How could you know? How could you even begin to guess? Oh, some things were bound to be true, because what point would there be to lying about them? But others? Had the top ranks of the Soviet military really been as full of traitors and wreckers as the recent purges left people believing? If they hadn't…
Even with the fresh slug of vodka coursing through him on top of everything else he'd drunk, Sergei recognized a dangerous thought when he tripped over one. You couldn't say anything like that, not unless you wanted to find out exactly what kind of weather Siberia had.
Or would they just shoot you if they realized you realized they didn't always tell the truth? He wouldn't have been surprised. What could be more dangerous to the people who ran things?
Anastas watched him from across the table. Did the Armenian know what he was thinking? Did Mouradian think the same things, too? Then Sergei stopped worrying about himself, because the Russian newsman went on, "Since German planes were used in the terror bombings of peaceful Soviet cities, justice demands that we also retaliate against the Fascist Hitlerite swine. This being so, Red Air Force bombers have struck at the Prussian city of Konigsberg. Damage to the enemies of the people is reported to be extremely heavy. They richly deserve the devastation visited upon them!"
"Bozhemoi," whispered somebody down the table from Sergei. It sounded too reverent to be conventional cursing. Nobody reprimanded the flyer, though-not after that news!
No matter what Sergei had been thinking, he didn't doubt this for a moment. The USSR wouldn't claim to have bombed Germany if it hadn't really done it. And if the USSR bombed Germany…In that case, the war against Hitler had just gone from the back burner to the front.

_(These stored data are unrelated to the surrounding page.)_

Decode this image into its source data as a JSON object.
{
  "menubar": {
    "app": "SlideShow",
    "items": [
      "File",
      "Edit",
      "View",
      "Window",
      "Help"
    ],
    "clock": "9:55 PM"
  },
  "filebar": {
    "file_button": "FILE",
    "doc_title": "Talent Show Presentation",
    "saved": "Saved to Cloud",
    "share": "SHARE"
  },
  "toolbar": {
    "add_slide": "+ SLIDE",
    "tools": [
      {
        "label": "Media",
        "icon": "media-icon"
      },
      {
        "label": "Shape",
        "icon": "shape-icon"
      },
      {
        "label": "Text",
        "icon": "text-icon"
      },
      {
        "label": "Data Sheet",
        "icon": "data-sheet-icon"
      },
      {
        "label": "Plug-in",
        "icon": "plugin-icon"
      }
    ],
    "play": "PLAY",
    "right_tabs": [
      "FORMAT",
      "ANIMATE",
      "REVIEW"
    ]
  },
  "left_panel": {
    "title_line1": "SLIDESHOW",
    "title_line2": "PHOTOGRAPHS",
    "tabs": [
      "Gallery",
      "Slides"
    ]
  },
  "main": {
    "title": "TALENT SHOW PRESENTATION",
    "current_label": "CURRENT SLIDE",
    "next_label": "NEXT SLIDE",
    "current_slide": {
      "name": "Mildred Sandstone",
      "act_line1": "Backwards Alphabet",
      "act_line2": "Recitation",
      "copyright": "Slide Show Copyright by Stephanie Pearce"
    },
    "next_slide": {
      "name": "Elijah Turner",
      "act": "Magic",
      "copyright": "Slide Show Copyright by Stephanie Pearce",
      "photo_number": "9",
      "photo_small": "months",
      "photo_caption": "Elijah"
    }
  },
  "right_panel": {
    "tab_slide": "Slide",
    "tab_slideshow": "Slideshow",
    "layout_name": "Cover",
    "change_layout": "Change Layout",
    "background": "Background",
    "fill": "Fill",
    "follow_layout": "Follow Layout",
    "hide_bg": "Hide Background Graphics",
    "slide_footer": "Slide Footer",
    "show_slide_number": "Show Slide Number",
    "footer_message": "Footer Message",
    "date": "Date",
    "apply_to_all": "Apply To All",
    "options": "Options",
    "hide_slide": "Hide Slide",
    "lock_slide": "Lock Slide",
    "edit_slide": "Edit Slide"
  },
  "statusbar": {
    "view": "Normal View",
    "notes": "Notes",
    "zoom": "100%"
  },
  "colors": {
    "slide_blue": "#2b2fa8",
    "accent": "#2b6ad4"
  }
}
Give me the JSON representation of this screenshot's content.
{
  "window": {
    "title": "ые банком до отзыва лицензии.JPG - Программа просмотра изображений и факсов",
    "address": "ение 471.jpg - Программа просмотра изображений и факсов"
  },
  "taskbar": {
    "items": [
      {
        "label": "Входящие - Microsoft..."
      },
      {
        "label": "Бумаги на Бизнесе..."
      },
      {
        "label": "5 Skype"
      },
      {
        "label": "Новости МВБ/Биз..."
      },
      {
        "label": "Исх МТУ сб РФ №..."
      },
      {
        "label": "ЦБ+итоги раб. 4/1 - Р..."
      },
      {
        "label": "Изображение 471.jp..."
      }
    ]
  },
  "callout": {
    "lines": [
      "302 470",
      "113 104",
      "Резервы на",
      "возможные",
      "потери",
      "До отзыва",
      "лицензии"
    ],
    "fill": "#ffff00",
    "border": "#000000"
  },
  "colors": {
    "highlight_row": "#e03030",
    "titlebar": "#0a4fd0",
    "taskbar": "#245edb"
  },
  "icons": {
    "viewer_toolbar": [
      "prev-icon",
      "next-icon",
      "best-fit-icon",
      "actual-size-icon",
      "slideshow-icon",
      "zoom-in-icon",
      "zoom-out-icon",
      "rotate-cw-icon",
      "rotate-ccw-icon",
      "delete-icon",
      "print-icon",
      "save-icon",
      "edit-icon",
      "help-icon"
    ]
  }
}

Maybe those were Heinkels and Dorniers up there, inaccurately bombing the airstrip. Maybe Germans in field-gray would join Poles in greenish brown (although the Poles, like the Soviets, had the sense to wear white camouflage smocks in the wintertime). Maybe Hitler and Smigly-Ridz would show the world what the USSR already knew: they'd been in bed with each other all along.
A different announcer exhorted his listeners to buy war bonds. "Help make farmers and workers safe from the threat of Fascism!" he boomed. "Subscribe to the latest war bond program!"
Sergei already bought war bonds. So did everyone else in the Red Air Force and Army and Navy. Contributions came out of their pay before they ever set eyes on it. Losing the money didn't hurt nearly so much that way as it would have if Sergei'd had to dig into his own pockets.
"As long as the Nazis stay busy in the West, we'll do fine against them," Koroteyev said.